Friday, June 29, 2012

Jenn Spock on Russian History

The wonderful Jennifer Spock, who has done so much to give life to the Association for the Study of Eastern Christian History and Culture (ASEC), whose last two conferences at Ohio State I have very happily attended, is a specialist in Russian monasticism and history. She co-authors a chapter "Historical Writing in Russia and Ukraine" in a new book: Jose Rabasa et al., The Oxford History of Historical Writing: Volume 3: 1400-1800 (Oxford UP, 2012), 704pp.
About this book the publisher tells us:
Volume III of The Oxford History of Historical Writing contains essays by leading scholars on the writing of history globally during the early modern era, from 1400 to 1800. The volume proceeds in geographic order from east to west, beginning in Asia and ending in the Americas.
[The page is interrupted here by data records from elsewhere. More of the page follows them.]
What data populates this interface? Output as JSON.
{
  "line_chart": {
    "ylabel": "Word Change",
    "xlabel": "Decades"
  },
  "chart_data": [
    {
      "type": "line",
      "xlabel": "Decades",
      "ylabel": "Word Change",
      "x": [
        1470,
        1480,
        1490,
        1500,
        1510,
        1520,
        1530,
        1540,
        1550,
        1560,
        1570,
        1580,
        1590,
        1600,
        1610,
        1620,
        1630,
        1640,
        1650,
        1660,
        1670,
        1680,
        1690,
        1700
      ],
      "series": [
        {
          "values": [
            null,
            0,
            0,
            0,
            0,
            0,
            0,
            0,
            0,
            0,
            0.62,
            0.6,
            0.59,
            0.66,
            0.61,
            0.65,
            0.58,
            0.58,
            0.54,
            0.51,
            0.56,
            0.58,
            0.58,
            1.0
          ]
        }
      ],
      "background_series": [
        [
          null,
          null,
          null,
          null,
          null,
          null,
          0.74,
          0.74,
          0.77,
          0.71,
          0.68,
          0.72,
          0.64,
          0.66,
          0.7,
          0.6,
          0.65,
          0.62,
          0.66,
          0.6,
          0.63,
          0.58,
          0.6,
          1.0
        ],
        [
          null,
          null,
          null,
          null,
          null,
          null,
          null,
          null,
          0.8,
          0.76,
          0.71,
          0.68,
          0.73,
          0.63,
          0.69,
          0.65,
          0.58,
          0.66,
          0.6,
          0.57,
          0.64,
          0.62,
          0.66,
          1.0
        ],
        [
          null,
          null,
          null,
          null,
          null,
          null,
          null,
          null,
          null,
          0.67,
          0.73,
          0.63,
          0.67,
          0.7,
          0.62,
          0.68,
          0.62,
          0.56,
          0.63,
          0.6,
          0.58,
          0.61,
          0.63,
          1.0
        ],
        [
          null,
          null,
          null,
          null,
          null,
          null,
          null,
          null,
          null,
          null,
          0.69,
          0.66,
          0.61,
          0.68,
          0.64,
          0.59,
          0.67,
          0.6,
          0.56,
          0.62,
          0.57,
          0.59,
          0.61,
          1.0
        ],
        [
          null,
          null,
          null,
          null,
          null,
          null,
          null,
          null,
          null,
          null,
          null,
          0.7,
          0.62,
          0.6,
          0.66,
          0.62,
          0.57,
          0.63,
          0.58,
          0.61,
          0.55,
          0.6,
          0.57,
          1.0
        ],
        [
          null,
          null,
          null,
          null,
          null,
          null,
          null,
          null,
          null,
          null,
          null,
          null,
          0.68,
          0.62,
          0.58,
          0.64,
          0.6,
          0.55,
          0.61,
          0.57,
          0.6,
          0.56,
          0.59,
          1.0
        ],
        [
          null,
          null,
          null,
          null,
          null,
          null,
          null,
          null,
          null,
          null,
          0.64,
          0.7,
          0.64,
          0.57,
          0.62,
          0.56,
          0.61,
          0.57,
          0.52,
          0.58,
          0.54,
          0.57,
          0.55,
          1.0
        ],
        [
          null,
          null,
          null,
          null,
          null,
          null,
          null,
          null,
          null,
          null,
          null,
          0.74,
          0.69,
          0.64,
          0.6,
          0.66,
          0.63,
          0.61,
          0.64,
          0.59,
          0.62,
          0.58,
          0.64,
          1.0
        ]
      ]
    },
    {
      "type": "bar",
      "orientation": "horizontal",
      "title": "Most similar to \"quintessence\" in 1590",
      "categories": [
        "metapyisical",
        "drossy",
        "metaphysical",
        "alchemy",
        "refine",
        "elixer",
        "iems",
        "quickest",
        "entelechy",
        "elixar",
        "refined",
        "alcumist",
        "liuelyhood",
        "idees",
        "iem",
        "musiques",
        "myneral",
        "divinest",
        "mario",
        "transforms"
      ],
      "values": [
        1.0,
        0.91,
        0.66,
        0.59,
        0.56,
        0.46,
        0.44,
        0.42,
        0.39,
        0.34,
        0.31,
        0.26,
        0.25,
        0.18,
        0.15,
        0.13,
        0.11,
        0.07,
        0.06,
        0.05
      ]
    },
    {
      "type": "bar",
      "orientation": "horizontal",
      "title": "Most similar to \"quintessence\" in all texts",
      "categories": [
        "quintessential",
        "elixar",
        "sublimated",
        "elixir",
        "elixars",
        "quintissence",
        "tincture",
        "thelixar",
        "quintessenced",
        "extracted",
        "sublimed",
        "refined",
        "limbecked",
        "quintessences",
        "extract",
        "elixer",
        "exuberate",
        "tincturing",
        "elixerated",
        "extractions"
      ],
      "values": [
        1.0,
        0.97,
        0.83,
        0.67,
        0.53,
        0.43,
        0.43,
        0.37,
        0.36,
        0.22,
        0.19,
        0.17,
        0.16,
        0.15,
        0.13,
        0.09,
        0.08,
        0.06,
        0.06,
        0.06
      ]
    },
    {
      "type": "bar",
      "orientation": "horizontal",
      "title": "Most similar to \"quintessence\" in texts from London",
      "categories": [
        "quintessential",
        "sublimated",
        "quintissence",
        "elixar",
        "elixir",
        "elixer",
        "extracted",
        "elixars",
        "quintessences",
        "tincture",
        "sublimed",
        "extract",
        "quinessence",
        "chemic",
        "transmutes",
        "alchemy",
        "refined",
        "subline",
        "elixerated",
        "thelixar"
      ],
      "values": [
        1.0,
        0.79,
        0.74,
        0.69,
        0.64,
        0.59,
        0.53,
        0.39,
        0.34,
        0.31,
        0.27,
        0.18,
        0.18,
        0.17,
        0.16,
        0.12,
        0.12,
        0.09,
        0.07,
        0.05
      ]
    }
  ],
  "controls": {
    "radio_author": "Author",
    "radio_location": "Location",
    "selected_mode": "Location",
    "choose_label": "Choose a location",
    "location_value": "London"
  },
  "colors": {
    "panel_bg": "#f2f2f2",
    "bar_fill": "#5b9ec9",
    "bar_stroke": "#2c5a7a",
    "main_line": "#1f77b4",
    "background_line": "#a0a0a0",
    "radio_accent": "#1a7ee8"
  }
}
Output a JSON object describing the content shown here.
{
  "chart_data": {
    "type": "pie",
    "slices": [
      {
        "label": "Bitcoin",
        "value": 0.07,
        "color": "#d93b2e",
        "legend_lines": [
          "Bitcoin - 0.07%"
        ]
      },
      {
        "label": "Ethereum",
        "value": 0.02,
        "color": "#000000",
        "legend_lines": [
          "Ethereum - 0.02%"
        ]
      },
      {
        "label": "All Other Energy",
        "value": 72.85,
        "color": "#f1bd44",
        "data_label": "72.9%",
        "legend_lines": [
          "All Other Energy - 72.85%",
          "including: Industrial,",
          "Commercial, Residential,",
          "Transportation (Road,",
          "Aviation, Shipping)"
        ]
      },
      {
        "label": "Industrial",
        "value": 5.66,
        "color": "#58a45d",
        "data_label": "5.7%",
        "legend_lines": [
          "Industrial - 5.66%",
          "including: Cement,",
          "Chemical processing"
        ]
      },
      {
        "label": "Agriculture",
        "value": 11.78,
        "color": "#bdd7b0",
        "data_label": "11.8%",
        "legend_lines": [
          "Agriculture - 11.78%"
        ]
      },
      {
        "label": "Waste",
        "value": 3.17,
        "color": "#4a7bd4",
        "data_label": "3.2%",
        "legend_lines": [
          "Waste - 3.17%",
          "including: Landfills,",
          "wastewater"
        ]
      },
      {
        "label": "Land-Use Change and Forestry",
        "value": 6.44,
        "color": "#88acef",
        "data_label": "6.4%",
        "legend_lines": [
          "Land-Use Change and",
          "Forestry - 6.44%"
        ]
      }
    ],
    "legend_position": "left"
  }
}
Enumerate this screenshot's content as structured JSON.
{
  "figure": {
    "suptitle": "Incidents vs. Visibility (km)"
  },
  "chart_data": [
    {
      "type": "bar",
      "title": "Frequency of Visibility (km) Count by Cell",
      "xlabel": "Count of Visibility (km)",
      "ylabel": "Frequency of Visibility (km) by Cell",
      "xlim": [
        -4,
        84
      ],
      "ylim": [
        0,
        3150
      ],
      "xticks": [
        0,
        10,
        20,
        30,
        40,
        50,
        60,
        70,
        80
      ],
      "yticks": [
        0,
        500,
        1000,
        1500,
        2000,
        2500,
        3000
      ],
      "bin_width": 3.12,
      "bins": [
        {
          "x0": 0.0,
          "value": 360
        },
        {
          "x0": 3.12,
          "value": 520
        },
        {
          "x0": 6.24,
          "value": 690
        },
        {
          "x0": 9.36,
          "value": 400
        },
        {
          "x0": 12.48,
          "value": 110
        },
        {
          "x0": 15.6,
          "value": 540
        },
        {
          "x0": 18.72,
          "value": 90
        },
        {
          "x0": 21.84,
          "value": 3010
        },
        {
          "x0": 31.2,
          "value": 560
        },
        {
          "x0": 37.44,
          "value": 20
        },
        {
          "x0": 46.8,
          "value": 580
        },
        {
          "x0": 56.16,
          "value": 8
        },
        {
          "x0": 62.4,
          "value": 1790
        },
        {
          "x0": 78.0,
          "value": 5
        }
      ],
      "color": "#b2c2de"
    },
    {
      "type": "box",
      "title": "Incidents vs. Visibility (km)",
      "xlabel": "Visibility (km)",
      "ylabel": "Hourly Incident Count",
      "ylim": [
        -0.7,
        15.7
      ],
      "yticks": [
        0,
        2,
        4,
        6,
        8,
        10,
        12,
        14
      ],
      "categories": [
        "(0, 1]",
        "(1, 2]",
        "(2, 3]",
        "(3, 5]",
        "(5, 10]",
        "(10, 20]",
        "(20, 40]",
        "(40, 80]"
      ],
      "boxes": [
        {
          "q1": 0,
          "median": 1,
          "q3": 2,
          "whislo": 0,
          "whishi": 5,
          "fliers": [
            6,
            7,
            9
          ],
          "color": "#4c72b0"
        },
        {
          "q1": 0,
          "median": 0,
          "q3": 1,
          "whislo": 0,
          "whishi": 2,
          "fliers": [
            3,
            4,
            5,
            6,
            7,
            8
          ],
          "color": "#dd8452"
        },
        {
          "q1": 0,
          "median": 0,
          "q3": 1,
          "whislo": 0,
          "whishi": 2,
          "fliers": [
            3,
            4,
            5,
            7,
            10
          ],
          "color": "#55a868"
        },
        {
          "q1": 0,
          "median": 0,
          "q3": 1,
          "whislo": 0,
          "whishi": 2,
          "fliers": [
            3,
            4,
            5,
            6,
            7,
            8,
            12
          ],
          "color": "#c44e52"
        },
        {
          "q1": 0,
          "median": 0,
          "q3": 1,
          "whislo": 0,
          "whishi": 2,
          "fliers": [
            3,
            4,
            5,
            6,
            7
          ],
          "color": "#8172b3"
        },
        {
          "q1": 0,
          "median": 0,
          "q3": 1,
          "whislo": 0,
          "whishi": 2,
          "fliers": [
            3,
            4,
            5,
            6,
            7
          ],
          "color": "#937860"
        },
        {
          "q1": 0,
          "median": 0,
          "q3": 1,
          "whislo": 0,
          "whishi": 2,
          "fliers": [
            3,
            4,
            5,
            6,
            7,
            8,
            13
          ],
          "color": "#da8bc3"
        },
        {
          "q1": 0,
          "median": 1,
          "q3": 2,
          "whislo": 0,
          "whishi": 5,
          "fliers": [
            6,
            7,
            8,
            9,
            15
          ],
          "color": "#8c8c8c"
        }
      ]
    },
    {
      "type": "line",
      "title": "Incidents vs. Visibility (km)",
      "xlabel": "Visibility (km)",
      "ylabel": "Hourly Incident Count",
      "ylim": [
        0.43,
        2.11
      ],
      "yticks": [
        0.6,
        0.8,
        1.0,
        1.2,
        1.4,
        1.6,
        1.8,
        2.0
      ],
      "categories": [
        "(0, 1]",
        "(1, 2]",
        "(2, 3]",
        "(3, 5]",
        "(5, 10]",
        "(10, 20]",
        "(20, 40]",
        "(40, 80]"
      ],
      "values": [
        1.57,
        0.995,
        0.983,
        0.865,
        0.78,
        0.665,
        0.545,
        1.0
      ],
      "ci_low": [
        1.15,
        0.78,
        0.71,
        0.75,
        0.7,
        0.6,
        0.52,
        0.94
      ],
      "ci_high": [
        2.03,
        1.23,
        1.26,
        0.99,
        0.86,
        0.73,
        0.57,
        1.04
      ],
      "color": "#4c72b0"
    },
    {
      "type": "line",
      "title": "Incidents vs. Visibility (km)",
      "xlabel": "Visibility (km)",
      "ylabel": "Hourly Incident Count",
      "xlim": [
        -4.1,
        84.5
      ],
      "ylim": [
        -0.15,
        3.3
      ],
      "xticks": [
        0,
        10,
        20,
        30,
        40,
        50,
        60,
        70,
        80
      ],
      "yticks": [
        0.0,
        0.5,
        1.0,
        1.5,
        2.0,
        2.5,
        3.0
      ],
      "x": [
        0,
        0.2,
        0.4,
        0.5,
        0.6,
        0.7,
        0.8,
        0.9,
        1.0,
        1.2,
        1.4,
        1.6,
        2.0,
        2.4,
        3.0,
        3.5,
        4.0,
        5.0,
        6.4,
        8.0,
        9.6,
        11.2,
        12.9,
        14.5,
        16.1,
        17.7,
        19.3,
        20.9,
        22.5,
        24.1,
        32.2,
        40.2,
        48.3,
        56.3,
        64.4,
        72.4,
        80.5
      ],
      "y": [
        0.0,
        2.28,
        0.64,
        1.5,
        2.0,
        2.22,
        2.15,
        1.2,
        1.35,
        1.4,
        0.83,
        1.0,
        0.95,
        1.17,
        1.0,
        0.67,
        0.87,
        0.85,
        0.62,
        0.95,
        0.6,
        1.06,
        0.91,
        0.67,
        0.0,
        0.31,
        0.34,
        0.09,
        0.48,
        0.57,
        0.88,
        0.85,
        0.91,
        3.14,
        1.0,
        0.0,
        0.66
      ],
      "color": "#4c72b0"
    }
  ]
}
It aims at once to provide a selective but authoritative survey of the field and, where opportunity allows, to provoke cross-cultural comparisons. This is the third of five volumes in a series that explores representations of the past from the beginning of writing to the present day, and from all over the world.
Spock, meanwhile, was one of the editors for a Festschrift recently published:  Religion and Identity in Russia and the Soviet Union: A Festschrift for Paul Bushkovitch (Slavica Publications, 2011), 276pp.

About this book the publisher tells us:
Paul Bushkovitch's scholarship on the political, religious, and cultural history of Russia has enriched the field for over 35 years. This volume celebrates Bushkovitch's contributions by bringing together a series of essays by his students. Focusing on the themes of religion and identity, they investigate an array of topics that reflects Bushkovitch's own scholarly range, among them Russian Orthodoxy's energetic adaptation to Russia s changing domestic and international conditions; Russian self-perceptions and interaction with foreigners; and foreigners' views of Russians. Collectively, these contributions cover a wide chronological span that bridges the gap between early modernists and modernists in the fields of Russian and Soviet history.